We had been invited to my dad’s uncle and aunt’s 50th wedding anniversary. I would have been thrilled to reconnect with my fairly large family in a big reunion, except I had never met anyone in this specific party besides my parents, siblings, and uncle. So, by the parents’ manipulative force, we hopped on the hardly functional white van, and headed on a four-hour drive to Bakersfield, California. Needless to say, my brother, sister, and I had frowns during our stay at the festivity. I noticed my parents appeared ready to depart the party, so I dragged my siblings with me to petition that we hit the road and head back. We said our farewells and I uncomfortably received hugs from people whom I considered strangers that somehow happened to share blood with me. Anxiously willing to get home, my siblings and I asked if we were “there yet” just about every five minutes to only hear a stern “no” that began to sound aggressive the more we asked.
It was cold, even inside the van. I came to peace with the fact that sleep was not coming to me while the wheels were rolling and the icy chill piercing into my bones. I chose to observe the surroundings. It was dark, we could only see little of the road ahead, and that was all. Suddenly, I saw drops of rain fall onto the front view of the vehicle. I stared at my window as the raindrops softly crashed into it. I shook my brother and my sister, managing to wake them and my mother in a mumbling complaint. As soon as they saw the water dripping they thanked me for making them witness it. The rain all too quickly turned into a violent hail storm. My mom gave my dad a worried glance as he returned the same reaction. My parents noticed that their children sensed the tension and fear and had become uneasy as well. My father reassured us that we would be able to make it past the downpour and safely fall into our own comfortable cushioned mattresses.

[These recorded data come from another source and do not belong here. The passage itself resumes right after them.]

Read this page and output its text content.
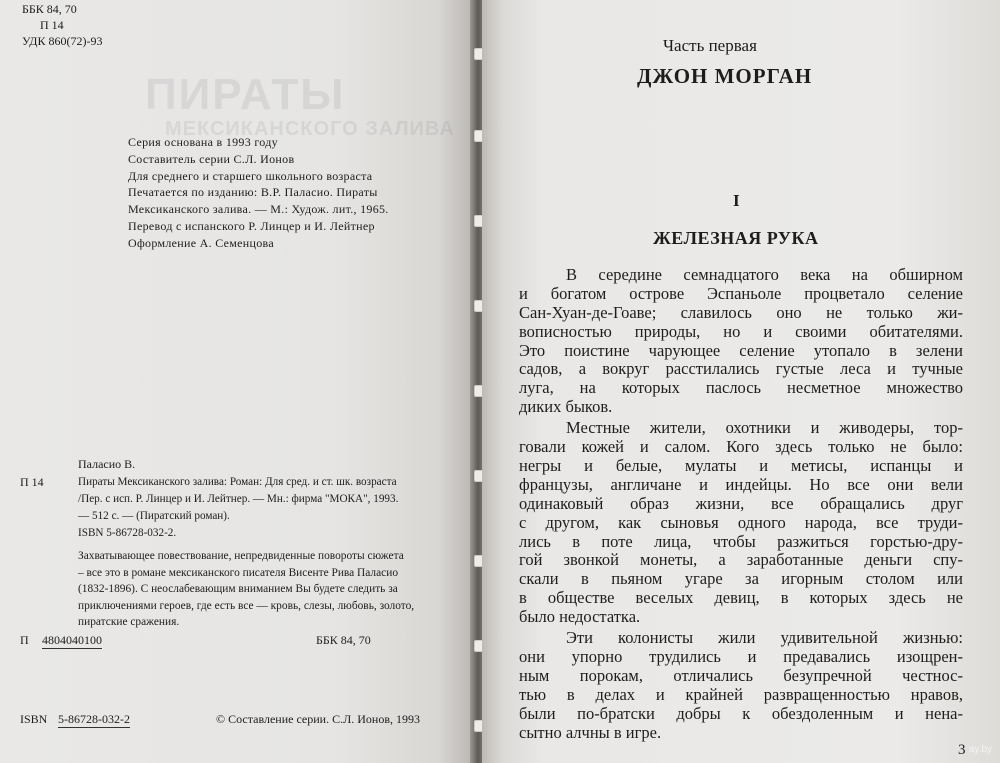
ПИРАТЫ
МЕКСИКАНСКОГО ЗАЛИВА
ББК 84, 70
П 14
УДК 860(72)-93
Серия основана в 1993 году
Составитель серии С.Л. Ионов
Для среднего и старшего школьного возраста
Печатается по изданию: В.Р. Паласио. Пираты
Мексиканского залива. — М.: Худож. лит., 1965.
Перевод с испанского Р. Линцер и И. Лейтнер
Оформление А. Семенцова
Паласио В.
П 14	Пираты Мексиканского залива: Роман: Для сред. и ст. шк. возраста
/Пер. с исп. Р. Линцер и И. Лейтнер. — Мн.: фирма "МОКА", 1993.
— 512 с. — (Пиратский роман).
ISBN 5-86728-032-2.
Захватывающее повествование, непредвиденные повороты сюжета
– все это в романе мексиканского писателя Висенте Рива Паласио
(1832-1896). С неослабевающим вниманием Вы будете следить за
приключениями героев, где есть все — кровь, слезы, любовь, золото,
пиратские сражения.
П 4804040100	ББК 84, 70
ISBN 5-86728-032-2	© Составление серии. С.Л. Ионов, 1993
Часть первая
ДЖОН МОРГАН
I
ЖЕЛЕЗНАЯ РУКА
В середине семнадцатого века на обширном
и богатом острове Эспаньоле процветало селение
Сан-Хуан-де-Гоаве; славилось оно не только жи-
вописностью природы, но и своими обитателями.
Это поистине чарующее селение утопало в зелени
садов, а вокруг расстилались густые леса и тучные
луга, на которых паслось несметное множество
диких быков.
Местные жители, охотники и живодеры, тор-
говали кожей и салом. Кого здесь только не было:
негры и белые, мулаты и метисы, испанцы и
французы, англичане и индейцы. Но все они вели
одинаковый образ жизни, все обращались друг
с другом, как сыновья одного народа, все труди-
лись в поте лица, чтобы разжиться горстью-дру-
гой звонкой монеты, а заработанные деньги спу-
скали в пьяном угаре за игорным столом или
в обществе веселых девиц, в которых здесь не
было недостатка.
Эти колонисты жили удивительной жизнью:
они упорно трудились и предавались изощрен-
ным порокам, отличались безупречной честнос-
тью в делах и крайней развращенностью нравов,
были по-братски добры к обездоленным и нена-
сытно алчны в игре.
3 ay.by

The shower only grew fiercer and the fog made it nearly impossible to see the road. The silence in the van was not a calm silence but one of extreme anxiety. In this unknown city, home promptly seemed infinitely far. We scanned the area for a sign of a hotel or anywhere we could stay the night. The van was swerving from side to side in the slippery path. My dad elected to drive off the freeway into what was an unidentified town to us. We all kept quiet until my sister signaled to a place she claimed appeared to be a hotel. Although skeptical, we still suggested going back. We snuggled close in the car, hoping to get some warmth in the freezing blizzard. My father stopped the car and stepped out to realize the place my sister had led us to was indeed a hotel. We stepped out and danced in triumphant jubilee and sprinted toward the entrance of the inn. We checked out a room and gleefully dashed in the direction of it. That night, we cuddled underneath the blankets. It didn’t matter that we were not home; we were alive and had been provided a place to sleep through.